Iron-rich cells in brain could lead to earlier Alzheimer’s diagnoses

Inflammatory, iron-rich cells have been found in post-mortem tissue from the brains of Alzheimer’s disease patients, and the discovery could lead to a new method of diagnosing and monitoring the progress of the neurodegenerative condition, according to a new study.

Writing in the latest edition of the journal Neurobiology of Aging, researchers from the Stanford University School of Medicine explained that they were found iron in specialized scavenger cells known as microglia in a specific regions of the hippocampus of these Alzheimer’s patients.

These iron deposits were not found in the post-mortem brain tissue of people who had not been diagnosed with the condition, nor were the scavenger cells found in the hippocampus, which is a part of the brain that plays a key role in memory formation, according to the study authors.

This discovery indicates that that high-field magnetic resonance imaging – specifically, 7T MRI, a cutting edge technique that uses a powerful 7-Tesla magnet – could eventually help detect and keep track of the condition earlier and better than is currently possible, they added.

Potential way to detect Alzheimer’s, but obstacles to overcome

Lead author Dr. Michael Zeineh, an assistant professor in the Stanford Department of Radiology, told redOrbit via email that he and his colleagues were “trying to investigate Alzheimer’s brain specimens with MRI to see if we can find some biomarker of Alzheimer’s disease pathology that could someday be translated to living humans” when they made the discovery.

While the research indicates that 7T MRI has potential to help detect and monitor the condition, Dr. Zeineh noted that there are “several obstacles” to overcome before that can happen.

“We are working… to try and identify this same iron/inflammation pathology that we saw in the specimens, in living humans,” he said, adding that the iron spots “are really small, so we need a really powerful camera like the 7T scanner” in order to detect them. They are currently working to figure out how to “best take advantage of this scanner, and that is the subject of studies we are planning right now to see if it will be possible. We hope it will be but don’t know right now.”

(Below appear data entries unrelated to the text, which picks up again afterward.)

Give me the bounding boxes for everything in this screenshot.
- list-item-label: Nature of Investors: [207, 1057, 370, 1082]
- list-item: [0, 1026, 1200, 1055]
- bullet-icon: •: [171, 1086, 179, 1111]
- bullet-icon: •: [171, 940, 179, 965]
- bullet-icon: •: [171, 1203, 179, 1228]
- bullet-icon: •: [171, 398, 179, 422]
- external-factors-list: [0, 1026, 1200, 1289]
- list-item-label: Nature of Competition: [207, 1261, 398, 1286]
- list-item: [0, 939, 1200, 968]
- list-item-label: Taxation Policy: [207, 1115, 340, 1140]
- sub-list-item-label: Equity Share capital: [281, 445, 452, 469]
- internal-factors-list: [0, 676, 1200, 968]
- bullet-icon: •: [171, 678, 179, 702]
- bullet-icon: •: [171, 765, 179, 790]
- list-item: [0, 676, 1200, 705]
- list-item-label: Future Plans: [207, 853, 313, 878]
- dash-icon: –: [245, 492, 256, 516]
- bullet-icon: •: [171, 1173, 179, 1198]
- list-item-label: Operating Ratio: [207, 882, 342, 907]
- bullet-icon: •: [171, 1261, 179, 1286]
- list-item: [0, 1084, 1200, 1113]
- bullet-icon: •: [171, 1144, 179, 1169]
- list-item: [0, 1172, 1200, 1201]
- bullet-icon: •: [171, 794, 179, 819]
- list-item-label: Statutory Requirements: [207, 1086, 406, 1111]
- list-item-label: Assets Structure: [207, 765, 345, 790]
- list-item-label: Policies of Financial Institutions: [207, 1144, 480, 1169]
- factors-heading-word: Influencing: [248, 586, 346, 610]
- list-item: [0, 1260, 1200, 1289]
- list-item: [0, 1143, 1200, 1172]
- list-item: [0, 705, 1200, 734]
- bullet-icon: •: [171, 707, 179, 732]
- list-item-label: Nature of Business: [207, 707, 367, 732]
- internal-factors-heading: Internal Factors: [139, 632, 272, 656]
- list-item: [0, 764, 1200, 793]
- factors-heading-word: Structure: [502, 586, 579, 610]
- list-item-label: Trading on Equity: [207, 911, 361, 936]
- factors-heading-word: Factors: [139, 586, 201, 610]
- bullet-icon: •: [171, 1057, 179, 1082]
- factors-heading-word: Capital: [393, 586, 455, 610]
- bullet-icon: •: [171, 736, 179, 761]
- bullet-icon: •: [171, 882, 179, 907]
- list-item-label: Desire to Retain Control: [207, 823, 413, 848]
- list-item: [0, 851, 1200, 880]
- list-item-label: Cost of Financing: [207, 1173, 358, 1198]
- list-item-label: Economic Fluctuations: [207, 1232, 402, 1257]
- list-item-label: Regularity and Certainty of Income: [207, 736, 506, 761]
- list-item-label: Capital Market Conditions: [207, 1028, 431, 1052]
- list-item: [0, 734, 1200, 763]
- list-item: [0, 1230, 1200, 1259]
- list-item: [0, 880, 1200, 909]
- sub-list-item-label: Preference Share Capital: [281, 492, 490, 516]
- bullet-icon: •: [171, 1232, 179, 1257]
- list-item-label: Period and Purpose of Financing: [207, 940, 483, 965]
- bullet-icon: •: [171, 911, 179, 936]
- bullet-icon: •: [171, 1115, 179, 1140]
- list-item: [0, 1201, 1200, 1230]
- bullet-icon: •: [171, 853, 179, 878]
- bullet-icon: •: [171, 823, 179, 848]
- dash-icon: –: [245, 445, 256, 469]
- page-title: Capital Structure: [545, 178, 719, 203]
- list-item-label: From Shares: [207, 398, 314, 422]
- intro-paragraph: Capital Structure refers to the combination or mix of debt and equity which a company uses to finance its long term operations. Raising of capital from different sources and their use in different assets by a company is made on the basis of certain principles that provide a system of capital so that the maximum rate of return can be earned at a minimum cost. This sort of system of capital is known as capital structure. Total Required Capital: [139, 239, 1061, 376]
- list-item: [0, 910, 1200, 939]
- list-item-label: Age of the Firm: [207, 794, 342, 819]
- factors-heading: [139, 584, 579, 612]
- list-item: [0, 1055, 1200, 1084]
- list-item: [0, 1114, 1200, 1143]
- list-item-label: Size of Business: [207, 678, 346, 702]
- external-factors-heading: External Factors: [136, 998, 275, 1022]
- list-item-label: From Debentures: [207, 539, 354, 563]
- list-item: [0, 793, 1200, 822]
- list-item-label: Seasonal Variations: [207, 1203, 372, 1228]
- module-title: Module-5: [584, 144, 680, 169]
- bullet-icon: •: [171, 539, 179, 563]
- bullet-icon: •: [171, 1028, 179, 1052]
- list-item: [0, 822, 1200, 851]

In a statement, Dr. Zeineh explained that microglia are the brain’s immune cells, and typically they are in a relaxed state – unless they encounter something suspicious, at which time they are activated. Most of the microglia found to contain iron as part of this study were in an activated state, and while these cells had previously been linked to the early-stage inflammatory pathology of the Alzheimer’s, these new findings could advance the understanding of the disease.

The authors plan to explore this link further in future research, examining more wide-ranging areas of the brain and look for additional cell types within a greater number of brain specimens. Furthermore, they intend to search for iron-filled microglia in the brains of living individuals in the early stages of neurodegeneration and pre-Alzheimer’s memory loss.